Cameron appeared at the Best Buy New York launch event for the Titanic Blu-ray release last night where Coming Soon asked about his ideas and plans for going underwater in the sequel(s), considering what’s been covered in films like The Abyss and Titanic, and his documentaries: Aliens of the Deep, Ghosts of the Abyss, and Expedition: Bismarck.
“We’re doing ‘Avatar’ films now, so we’re making up an ocean ecosystem for Pandora. That’s gonna have less to do with the deep exploration that I’ve done than it has to do with my concerns about conservation of Earth’s oceans. The fact that we’re basically overfishing, climate change… a few degrees of temperature rise are gonna basically take out the coral reefs. All those beautiful images of the coral environments we all grew up with won’t exist in 50 years at the rate we’re going in terms of pumping greenhouse gases into the environment. These are the things that concern me.”
“I hope that explains it, ’cause people have connected the dots directly together. ‘Oh, going to the challenger deep has a direct connection to what we’re going to see in Avatar 2,’ and that’s not the case at all. It’s all the scuba diving I did before I even started the deep ocean stuff that has more of a direct connection to Avatar 2 & 3, which by the way won’t take place completely in or under the water. That’s just part of the environment of Pandora that we’re going to see.”
Cameron already explained that much of the familar locales presented in Avatar 1 will of course be back in the sequel, but by delving deep into Pandora’s oceans to bring attention to what he sees as nature-destroying industrialism in that type of environment, the creative and production teams are taking no shortcuts and will have to craft entirely new types plant life and sea creatures to go along with a technically more challenging shooting process.
In fact, it’s that challenging process and Cameron’s desire to again innovate on the technological side of filmmaking that’s pushing Avatar 2 further back than Twentieth Century Fox would like. Cameron mainstreamed 3D by developing new 3D motion capture process for Avatar and for the sequels, he aims to utilize underwater 3D motion capture which at this time, simply doesn’t exist yet. They’re also building a deep-sea vessel to shoot underwater sequences so we can see why a 2014 release for Avatar 2 simply isn’t feasible.
Shooting the films is one monumental challenge of its own, creating a story arc spread over several films, with each chapter having its own standalone story is another. In chatting with Hero Complex, Cameron touched on the challenging of developing the sequel screenplays and references The Matrix trilogy as an example he doesn’t want to follow.
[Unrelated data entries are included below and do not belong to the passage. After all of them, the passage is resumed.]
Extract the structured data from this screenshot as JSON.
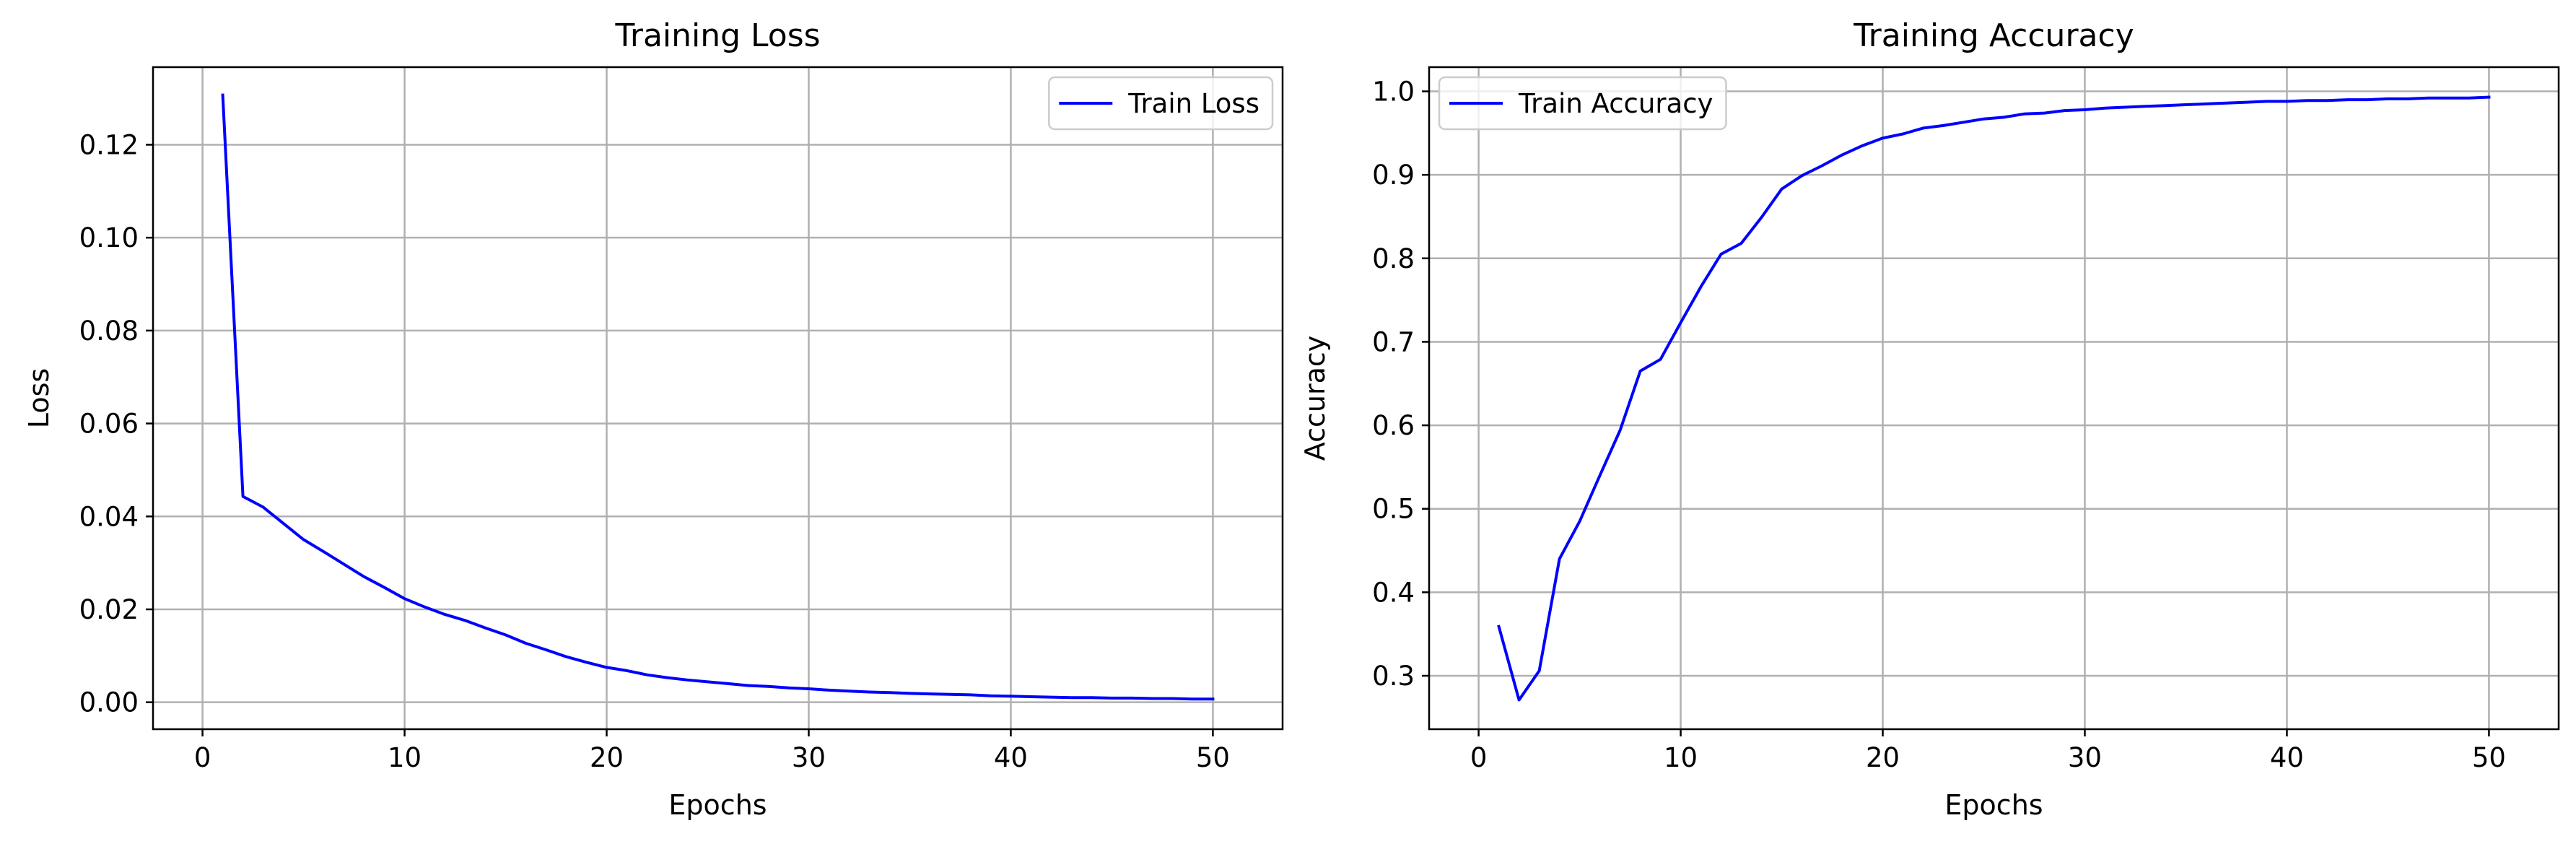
{
  "chart_data": [
    {
      "type": "line",
      "title": "Training Loss",
      "xlabel": "Epochs",
      "ylabel": "Loss",
      "xlim": [
        -2.45,
        53.45
      ],
      "ylim": [
        -0.0058,
        0.1367
      ],
      "xticks": [
        0,
        10,
        20,
        30,
        40,
        50
      ],
      "xtick_labels": [
        "0",
        "10",
        "20",
        "30",
        "40",
        "50"
      ],
      "yticks": [
        0.0,
        0.02,
        0.04,
        0.06,
        0.08,
        0.1,
        0.12
      ],
      "ytick_labels": [
        "0.00",
        "0.02",
        "0.04",
        "0.06",
        "0.08",
        "0.10",
        "0.12"
      ],
      "grid": true,
      "legend_position": "top-right",
      "series": [
        {
          "name": "Train Loss",
          "color": "#0000ff",
          "x": [
            1,
            2,
            3,
            4,
            5,
            6,
            7,
            8,
            9,
            10,
            11,
            12,
            13,
            14,
            15,
            16,
            17,
            18,
            19,
            20,
            21,
            22,
            23,
            24,
            25,
            26,
            27,
            28,
            29,
            30,
            31,
            32,
            33,
            34,
            35,
            36,
            37,
            38,
            39,
            40,
            41,
            42,
            43,
            44,
            45,
            46,
            47,
            48,
            49,
            50
          ],
          "y": [
            0.1307,
            0.0443,
            0.042,
            0.0385,
            0.035,
            0.0324,
            0.0297,
            0.027,
            0.0247,
            0.0223,
            0.0205,
            0.0189,
            0.0176,
            0.016,
            0.0145,
            0.0127,
            0.0113,
            0.0098,
            0.0086,
            0.0075,
            0.0068,
            0.0059,
            0.0053,
            0.0048,
            0.0044,
            0.004,
            0.0036,
            0.0034,
            0.0031,
            0.0029,
            0.0026,
            0.0024,
            0.0022,
            0.0021,
            0.0019,
            0.0018,
            0.0017,
            0.0016,
            0.0014,
            0.0013,
            0.0012,
            0.0011,
            0.001,
            0.001,
            0.0009,
            0.0009,
            0.0008,
            0.0008,
            0.0007,
            0.0007
          ]
        }
      ]
    },
    {
      "type": "line",
      "title": "Training Accuracy",
      "xlabel": "Epochs",
      "ylabel": "Accuracy",
      "xlim": [
        -2.45,
        53.45
      ],
      "ylim": [
        0.236,
        1.029
      ],
      "xticks": [
        0,
        10,
        20,
        30,
        40,
        50
      ],
      "xtick_labels": [
        "0",
        "10",
        "20",
        "30",
        "40",
        "50"
      ],
      "yticks": [
        0.3,
        0.4,
        0.5,
        0.6,
        0.7,
        0.8,
        0.9,
        1.0
      ],
      "ytick_labels": [
        "0.3",
        "0.4",
        "0.5",
        "0.6",
        "0.7",
        "0.8",
        "0.9",
        "1.0"
      ],
      "grid": true,
      "legend_position": "top-left",
      "series": [
        {
          "name": "Train Accuracy",
          "color": "#0000ff",
          "x": [
            1,
            2,
            3,
            4,
            5,
            6,
            7,
            8,
            9,
            10,
            11,
            12,
            13,
            14,
            15,
            16,
            17,
            18,
            19,
            20,
            21,
            22,
            23,
            24,
            25,
            26,
            27,
            28,
            29,
            30,
            31,
            32,
            33,
            34,
            35,
            36,
            37,
            38,
            39,
            40,
            41,
            42,
            43,
            44,
            45,
            46,
            47,
            48,
            49,
            50
          ],
          "y": [
            0.359,
            0.271,
            0.306,
            0.44,
            0.485,
            0.54,
            0.594,
            0.665,
            0.679,
            0.723,
            0.766,
            0.805,
            0.818,
            0.849,
            0.883,
            0.899,
            0.911,
            0.924,
            0.935,
            0.944,
            0.949,
            0.956,
            0.959,
            0.963,
            0.967,
            0.969,
            0.973,
            0.974,
            0.977,
            0.978,
            0.98,
            0.981,
            0.982,
            0.983,
            0.984,
            0.985,
            0.986,
            0.987,
            0.988,
            0.988,
            0.989,
            0.989,
            0.99,
            0.99,
            0.991,
            0.991,
            0.992,
            0.992,
            0.992,
            0.993
          ]
        }
      ]
    }
  ]
}
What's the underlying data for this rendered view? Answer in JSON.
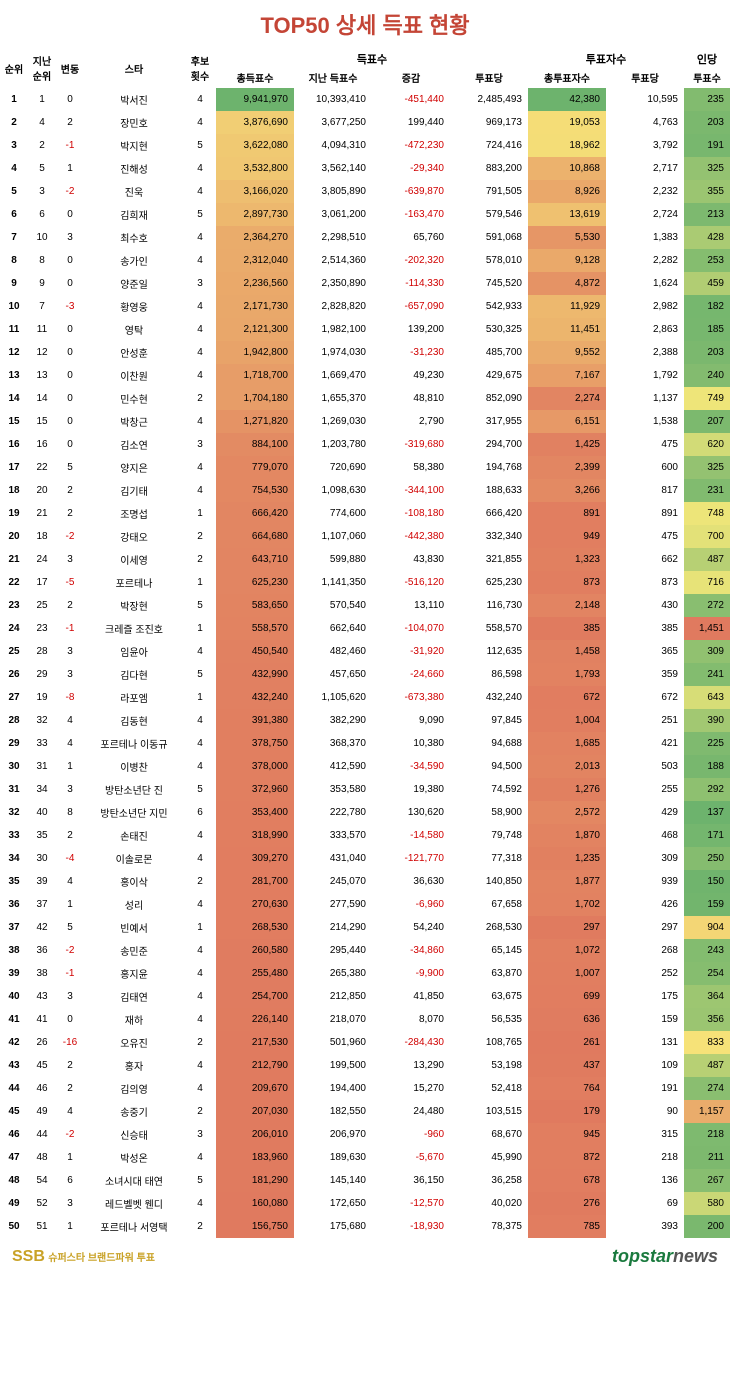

“It’s a little bit of a daunting writing task because it’s two scripts and they’ve both gotta be done at the same time… I’m writing it as separate stories that have an overall arc inclusive of the first film. I don’t want to suffer from the ‘Matrix 2′ problem, where it just ends, like, what the hell? It’s gotta end. There’s gotta be a sense of conclusion, but also a sense that the journey will continue, and that’s a fine line.”
The story wasn’t the selling point of Avatar and the visual spectacle was often criticized as being a retelling of Dances with Wolves, but no one can discredit imagination and detail put into designing the ecosystem and wildlife that form the dangerous yet beautiful Pandoran paradise. Let’s hope that aspect carries over to the sequels while we get something more original from the story.